Para pengunjuk menggelar aksi di pusat pemerintah Hong Kong dengan tema "Global Anti-Totalitarianism Rally.” Namun belum sampai satu jam aksi digelar, polisi memukul mundur pengunjuk rasa dengan melepaskan gas air mata.
Bentrok antara polisi dan pengunjuk rasa akhirnya terjadi di beberapa distrik, yang diperkeruh dengan gas air mata dan semburan peluru karet. Polisi bahkan melakukan beberapa penangkapan.
Dalam aksinya, para pengunjuk rasa juga mengibarkan bendera dari berbagai negara dan lembaga internasional, termasuk Amerika Serikat (AS) dan PBB. Itu dilakukan sebagai seruan kepada global untuk mendukung gerakan anti-ekstradisi China.
Dalam aksinya, para pengunjuk rasa banyak yang berpakaian hitam dan beberapa memakai topeng Guy Fawkes.

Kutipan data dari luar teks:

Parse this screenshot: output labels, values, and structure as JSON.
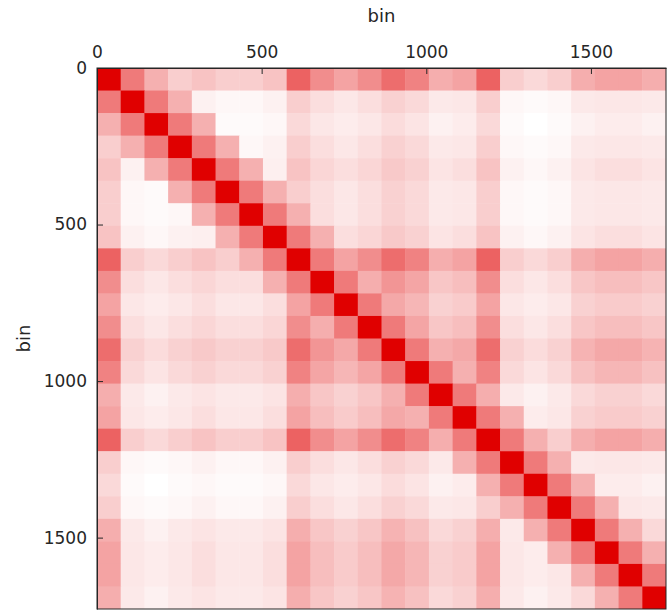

Mereka memegang spanduk berwarna kuning dengan bertuliskan "Kembalikan Hong Kong, Saatnya Revolusi."
Dilansir The Wall Street Journal, Senin (30/9), aksi yang digelar pada Ahad itu tidak mengantongi izin dari kepolisian setempat. Karena itu, polisi berusaha memukul mundur para demonstran di sore hari, bahkan sebelum aksi dimulai.

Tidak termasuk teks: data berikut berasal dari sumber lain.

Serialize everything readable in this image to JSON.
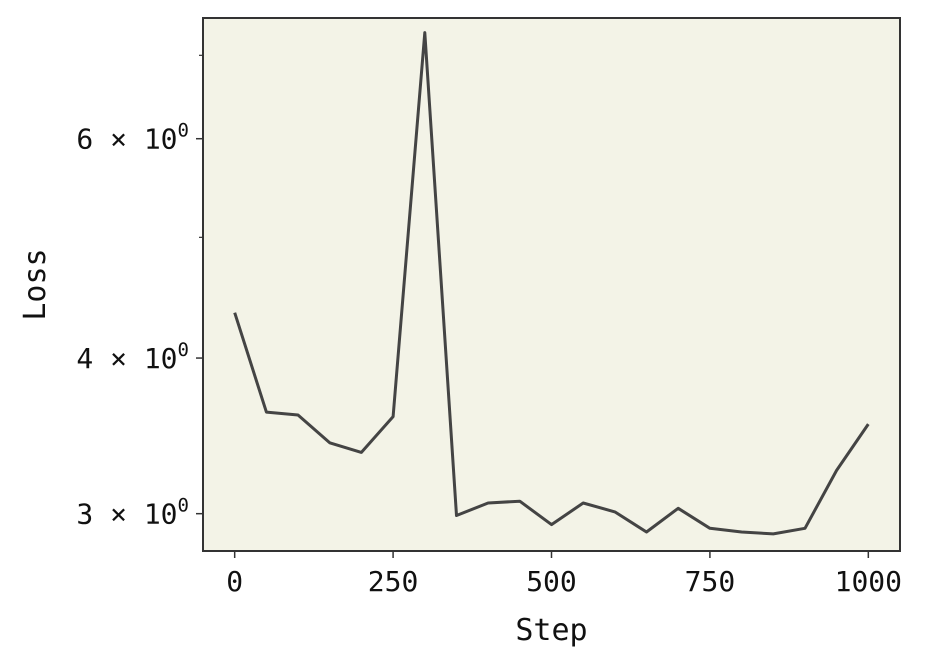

"Kami bukan radikal, kami hanya ingin berjuang untuk masa depan yang lebih baik," kata seorang pengunjuk rasa yang masih berusia 15 tahun, John.

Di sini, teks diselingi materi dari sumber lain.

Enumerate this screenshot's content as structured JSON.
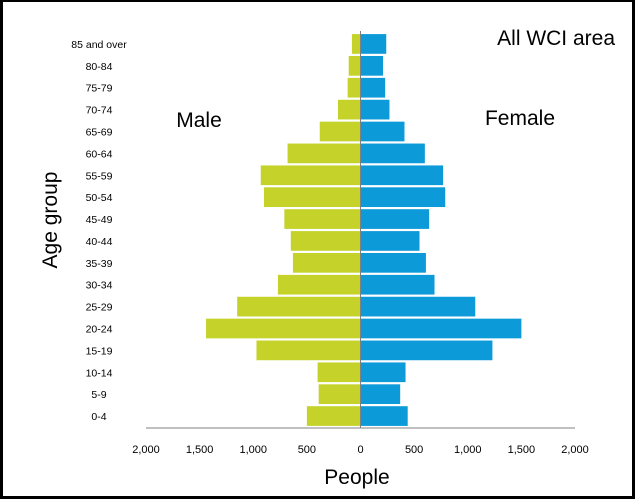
{
  "chart_data": {
    "type": "bar",
    "orientation": "horizontal",
    "layout": "population-pyramid",
    "area_label": "All WCI area",
    "xlabel": "People",
    "ylabel": "Age group",
    "xlim": [
      -2000,
      2000
    ],
    "xticks": [
      -2000,
      -1500,
      -1000,
      -500,
      0,
      500,
      1000,
      1500,
      2000
    ],
    "xtick_labels": [
      "2,000",
      "1,500",
      "1,000",
      "500",
      "0",
      "500",
      "1,000",
      "1,500",
      "2,000"
    ],
    "grid": false,
    "categories": [
      "0-4",
      "5-9",
      "10-14",
      "15-19",
      "20-24",
      "25-29",
      "30-34",
      "35-39",
      "40-44",
      "45-49",
      "50-54",
      "55-59",
      "60-64",
      "65-69",
      "70-74",
      "75-79",
      "80-84",
      "85 and over"
    ],
    "series": [
      {
        "name": "Male",
        "color": "#c4d22a",
        "values": [
          500,
          390,
          400,
          970,
          1440,
          1150,
          770,
          630,
          650,
          710,
          900,
          930,
          680,
          380,
          210,
          120,
          110,
          80
        ]
      },
      {
        "name": "Female",
        "color": "#0c9ad8",
        "values": [
          440,
          370,
          420,
          1230,
          1500,
          1070,
          690,
          610,
          550,
          640,
          790,
          770,
          600,
          410,
          270,
          230,
          210,
          240
        ]
      }
    ]
  }
}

"Kami ingin memberi tahu dunia bahwa kejahatan yang dilakukan oleh Partai Komunis juga bisa terjadi di sini," tambah John.
Di sepanjang rute demonstrasi, pengunjuk rasa merusak fasad bisnis Cina daratan, termasuk gerai bank-bank milik negara, kemudian memasang plakat anti-Partai Komunis dan slogan-slogan protes menggunakan cat semprot.
Diketahui, demonstrasi Hong Kong yang terus berlanjut, dipicu oleh rancangan undang-undang (RUU) ekstradisi yang memungkinkan tersangka akan diadili oleh sistem hukum China. Meskipun pemerintah Hong Kong secara resmi mencabut RUU tersebut awal bulan ini, gerakan protes masih terus berlanjut.
Pemerintah Hong Kong telah mengisyaratkan keinginannya untuk rekonsiliasi melalui dialog dalam beberapa pekan terakhir. Tetapi volume dan keganasan protes yang terus berlangsung menunjukkan bahwa strategi pemerintah tidak banyak berbuat untuk memadamkan kerusuhan.